April 7, 2005
After Nearly Five Years, NHTSA Finally Requires Automakers to Install Tire Pressure Monitoring Systems
Statement of Joan Claybrook, President, Public Citizen*
After far too many years, the federal government finally has issued a rule requiring automakers to install tire pressure monitoring systems that are effective in alerting motorists if any tire on the vehicle is underinflated.
It shouldn’t have taken this long. Underinflated tires lead to death and injury; it is estimated that the rule will save 120 lives and prevent 8,400 injuries annually. With the passage of the TREAD Act in the fall of 2000, Congress required the National Highway Traffic Safety Administration (NHTSA) to set guidelines for tire pressure monitoring systems within a year. The agency in the spring of 2002 issued a weak rule allowing for a system that wouldn’t function when two tires on the same side of the vehicle were underinflated. The system had other weaknesses and would have been of little help to motorists.
Public Citizen, the New York Public Interest Research Group and the Center for Auto Safety sued in June 2002 to force the agency to revise the rule to ensure that motorists would be adequately alerted when their tire pressure dropped to dangerous levels. In 2003, a three-judge panel of the United States Court of Appeals for the Second Circuit ordered the government to strengthen the rule to cover each tire on the vehicle.
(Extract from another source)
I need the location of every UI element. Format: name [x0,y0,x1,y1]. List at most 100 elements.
Still, the agency dragged its feet for nearly a year, and the safety groups returned to the court in July 2004, asking it to order the recalcitrant agency to act. Today, NHTSA issued a rule requiring automakers to install systems in all new passenger cars and trucks by the 2008 model year, beginning a phase-in with 2006 model year vehicles. The systems are to alert motorists if any tire falls 25 percent below the recommended inflation pressure. While the rule is not perfect, it is an important first step:
The rule doesn’t require the systems to fully operate with replacement tires – a potentially dangerous omission, given that tires wear out and inevitably are replaced. Under the rule, a malfunction light will come on to alert motorists that the system is not working with the tires.
Safety groups asked for the agency to require tire pressure to be measured after the first 10 minutes of driving and alert motorists if a tire is 20 percent underinflated; the agency requires no less than 20 minutes and 25 percent underinflation.
The systems need not measure tire pressure until a motorist has driven between 30 and 60 miles per hour continuously for 20 minutes.
The rule allows for a phase-in schedule, with systems required to be installed in 20 percent of model year 2006 vehicles, 70 percent of model year 2007 vehicles and all model year 2008 vehicles.
The system will cost manufacturers roughly $48-$70 per vehicle to install but will save consumers $30-$35 total because properly inflated tires lead to better fuel efficiency, longer tread life and fewer crashes.
The rule is long overdue and likely would have been issued earlier had it not been for the auto industry lobbying the Bush administration. It is incomprehensible that it required five years and litigation to force the agency to do its job. NHTSA should write rules faster and craft them in a fashion that best protects motorists — as opposed to looking out for the automakers’ bottom lines.
*Joan Claybrook was administrator of NHTSA from 1977-1981.